Lewis’ email said, “I don’t want to go too deep here other than to say I’ve scraped together a lot of information about the Cog and the Mountain over the last seven years along with identifying over 2,800 railroad employees from 1866 to the present that might be useful for telling this continuing story of development on Washington.”


Lewis is a former Vermont State House reporter and now a journalism professor.
“I’m not connected with the Cog. I’ve been underwriting this project as a kind of family scrapbook telling the story of the Coggers who helped raise me from 1953-1967 and give readers insight as to what goes on behind the scene at tourist operations. I also want to make the historical record of the road as accurate as possible.

Stands By First Time Meeting

Kenney said the earliest event was “ceremonial at best with Governor Winant.”

“The Governor and Council gathering in 1961 with Governor Powell appears to be ceremonial but maybe not, let’s check if any minutes exist at State Archives.

“The 1963 gathering with Governor Powell appears to be a collective tour of our state park system. I can only say, unless, NH Archives states otherwise, our meeting last Wednesday (Sept. 7) was the first official ‘public meeting’ of the Governor and Council with its agenda of 119 items and state officials on hand atop of Mount Washington in the Sherman Adams Building (this building was dedicated in 1980),” Kenney wrote.

“The latter point is undeniable, our Governor and Council meeting was the first Governor and Council public meeting in the Sherman Adams Building,” Kenney noted.
“I will ask my staff to check over at NH Archives if they know of anything more about the 1961 meeting and if there are any minutes to suggest a business meeting was held. If not, it was once again ceremonial,” he said in an email.

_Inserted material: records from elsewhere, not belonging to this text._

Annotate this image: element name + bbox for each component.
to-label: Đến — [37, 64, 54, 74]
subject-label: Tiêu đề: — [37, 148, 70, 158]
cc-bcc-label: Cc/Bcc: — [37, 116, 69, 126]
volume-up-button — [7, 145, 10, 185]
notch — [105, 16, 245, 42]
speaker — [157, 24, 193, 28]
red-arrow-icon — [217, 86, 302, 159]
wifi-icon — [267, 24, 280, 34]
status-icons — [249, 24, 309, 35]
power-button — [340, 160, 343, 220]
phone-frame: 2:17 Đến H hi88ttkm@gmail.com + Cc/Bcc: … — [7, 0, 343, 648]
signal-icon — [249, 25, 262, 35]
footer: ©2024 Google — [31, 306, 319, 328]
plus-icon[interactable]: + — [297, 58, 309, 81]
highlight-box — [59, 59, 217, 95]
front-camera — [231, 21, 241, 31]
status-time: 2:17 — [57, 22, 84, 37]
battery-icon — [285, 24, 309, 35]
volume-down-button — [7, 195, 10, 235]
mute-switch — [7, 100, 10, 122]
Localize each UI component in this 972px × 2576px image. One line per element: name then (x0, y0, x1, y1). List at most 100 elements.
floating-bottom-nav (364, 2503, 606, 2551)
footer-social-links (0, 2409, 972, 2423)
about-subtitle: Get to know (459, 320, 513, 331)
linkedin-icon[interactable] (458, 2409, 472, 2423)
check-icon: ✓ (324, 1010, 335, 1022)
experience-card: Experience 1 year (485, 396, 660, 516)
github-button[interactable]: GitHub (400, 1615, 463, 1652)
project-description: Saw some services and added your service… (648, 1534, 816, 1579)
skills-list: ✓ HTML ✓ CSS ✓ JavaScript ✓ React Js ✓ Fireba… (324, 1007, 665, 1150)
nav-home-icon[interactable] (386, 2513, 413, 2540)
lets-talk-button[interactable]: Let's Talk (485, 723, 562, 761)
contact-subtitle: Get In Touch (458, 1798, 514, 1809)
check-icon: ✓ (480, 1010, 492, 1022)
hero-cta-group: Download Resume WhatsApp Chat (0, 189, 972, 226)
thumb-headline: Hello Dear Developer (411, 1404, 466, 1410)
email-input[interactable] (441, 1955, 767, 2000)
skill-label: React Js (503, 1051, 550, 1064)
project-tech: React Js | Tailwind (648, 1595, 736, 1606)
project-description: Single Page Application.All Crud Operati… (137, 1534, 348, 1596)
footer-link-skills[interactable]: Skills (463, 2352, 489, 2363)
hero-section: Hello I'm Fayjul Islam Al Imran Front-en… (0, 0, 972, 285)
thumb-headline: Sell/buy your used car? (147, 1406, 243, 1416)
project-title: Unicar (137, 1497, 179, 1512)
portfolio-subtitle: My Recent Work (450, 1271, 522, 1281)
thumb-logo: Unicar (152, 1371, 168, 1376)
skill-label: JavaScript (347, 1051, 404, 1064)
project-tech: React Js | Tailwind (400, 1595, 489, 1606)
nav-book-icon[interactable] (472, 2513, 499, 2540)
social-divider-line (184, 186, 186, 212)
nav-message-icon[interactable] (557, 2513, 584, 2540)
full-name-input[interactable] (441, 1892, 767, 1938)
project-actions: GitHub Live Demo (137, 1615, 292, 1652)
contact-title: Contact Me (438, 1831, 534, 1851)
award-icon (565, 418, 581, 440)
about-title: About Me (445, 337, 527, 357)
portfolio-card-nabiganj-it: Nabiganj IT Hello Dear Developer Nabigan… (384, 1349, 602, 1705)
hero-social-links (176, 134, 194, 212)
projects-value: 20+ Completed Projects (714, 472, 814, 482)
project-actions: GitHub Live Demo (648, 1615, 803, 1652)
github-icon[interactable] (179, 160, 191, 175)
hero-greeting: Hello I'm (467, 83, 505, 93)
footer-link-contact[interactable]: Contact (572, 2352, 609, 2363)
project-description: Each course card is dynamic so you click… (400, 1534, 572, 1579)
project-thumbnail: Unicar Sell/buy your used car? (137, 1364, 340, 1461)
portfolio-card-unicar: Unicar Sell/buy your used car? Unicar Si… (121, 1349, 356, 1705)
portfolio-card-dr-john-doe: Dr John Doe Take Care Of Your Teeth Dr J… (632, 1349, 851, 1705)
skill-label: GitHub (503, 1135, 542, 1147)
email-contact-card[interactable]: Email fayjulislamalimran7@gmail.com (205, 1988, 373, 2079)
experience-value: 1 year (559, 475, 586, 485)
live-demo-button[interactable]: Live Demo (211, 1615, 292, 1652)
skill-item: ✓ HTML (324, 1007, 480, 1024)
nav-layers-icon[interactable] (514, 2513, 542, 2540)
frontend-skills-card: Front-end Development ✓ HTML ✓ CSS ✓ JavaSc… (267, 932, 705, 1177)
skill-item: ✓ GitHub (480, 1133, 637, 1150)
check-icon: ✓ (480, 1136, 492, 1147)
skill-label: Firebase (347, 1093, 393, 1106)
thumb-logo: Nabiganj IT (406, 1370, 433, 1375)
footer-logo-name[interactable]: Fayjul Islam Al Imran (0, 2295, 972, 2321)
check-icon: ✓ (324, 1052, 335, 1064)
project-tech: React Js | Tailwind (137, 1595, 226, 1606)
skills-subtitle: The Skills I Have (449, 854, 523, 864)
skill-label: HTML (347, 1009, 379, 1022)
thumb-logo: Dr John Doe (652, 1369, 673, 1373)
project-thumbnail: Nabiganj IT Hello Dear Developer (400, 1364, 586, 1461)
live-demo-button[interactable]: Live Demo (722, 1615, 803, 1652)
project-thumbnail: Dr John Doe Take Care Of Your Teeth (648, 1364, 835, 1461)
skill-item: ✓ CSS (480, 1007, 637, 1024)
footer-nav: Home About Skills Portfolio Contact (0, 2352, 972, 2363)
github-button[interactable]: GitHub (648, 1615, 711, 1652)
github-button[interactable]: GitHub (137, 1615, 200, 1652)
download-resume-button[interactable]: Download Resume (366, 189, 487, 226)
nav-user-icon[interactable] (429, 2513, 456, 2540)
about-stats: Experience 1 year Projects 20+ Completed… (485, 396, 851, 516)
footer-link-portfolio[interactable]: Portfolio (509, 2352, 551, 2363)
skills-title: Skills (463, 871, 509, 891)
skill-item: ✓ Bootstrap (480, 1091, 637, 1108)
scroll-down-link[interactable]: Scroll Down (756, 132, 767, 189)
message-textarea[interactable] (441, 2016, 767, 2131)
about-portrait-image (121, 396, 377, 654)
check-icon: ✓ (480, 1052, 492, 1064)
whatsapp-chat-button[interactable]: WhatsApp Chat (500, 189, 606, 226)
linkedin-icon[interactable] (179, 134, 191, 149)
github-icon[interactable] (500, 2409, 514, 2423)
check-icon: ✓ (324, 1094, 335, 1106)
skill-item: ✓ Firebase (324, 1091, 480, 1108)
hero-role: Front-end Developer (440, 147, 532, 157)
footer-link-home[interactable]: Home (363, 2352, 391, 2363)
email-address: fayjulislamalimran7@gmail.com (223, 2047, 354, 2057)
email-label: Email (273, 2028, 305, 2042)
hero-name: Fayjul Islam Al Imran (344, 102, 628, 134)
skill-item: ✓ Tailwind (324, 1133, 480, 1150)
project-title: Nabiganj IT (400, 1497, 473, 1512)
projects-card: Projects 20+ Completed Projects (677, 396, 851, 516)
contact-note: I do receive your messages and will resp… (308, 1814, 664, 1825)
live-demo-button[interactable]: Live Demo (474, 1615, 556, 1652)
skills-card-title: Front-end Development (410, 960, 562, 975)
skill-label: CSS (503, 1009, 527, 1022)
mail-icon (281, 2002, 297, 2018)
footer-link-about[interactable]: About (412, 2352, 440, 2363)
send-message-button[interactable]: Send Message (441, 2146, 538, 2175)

“As my former colleague Ray Burton would say, it is not history unless it is posted, dated and signed,” Kenney said. “Keep digging.”

Lewis was not the first former journalist to contact me after reading Kenney’s assertions.
Before his home and community in Florida were recently ravaged by Hurricane Ian, Adolphe Bernotas, the long-time Associated Press reporter in Concord, emailed me, “Not first in history. I covered a G&C meeting on the rock pile in late 1967 or early 1968. Gov. John King presided over the council.

“Memory fuzzy at age 81, but it was fall of 1967 or spring 1968. Don’t remember much about it other than some of the councilors — Jim Hayes, Phil Robertson, Fred Fletcher and Royal Edgerly, my first council when I got to AP in March of 1967. Could have had something to do with the crash of Cog railway that happened in the fall of 1967. I was among the first reporters up there for the crash that killed several tourists,” Bernotas wrote.

King did go but Bernotas backtracked a bit when he found that it was the Public Utilities Commission that went up after a crash.

“Looks like I concatenated the PUC and G&C meetings of more than 50 years ago in my mind. I definitely remember covering a meeting with Gov. King at the mountaintop, which appears to have been PUC rather than G&C. And I covered every Gov. and Council meeting in those days, especially whenever they went on road trips outside of Concord, (the Gorham meeting.)
“Apologies to all, but it shows I read your stuff, Paula…” Bernotas wrote.

On Tuesday, Bernotas told friends via email that things were getting better for him and his wife Marguerite in North Port almost two weeks after Hurricane Ian when they finally got electricity back.

For now, Kenney stands on his record of bringing the council meeting to the top of the state, though we are open to more information here at InDepthNH.org and want to be sure the record is clear.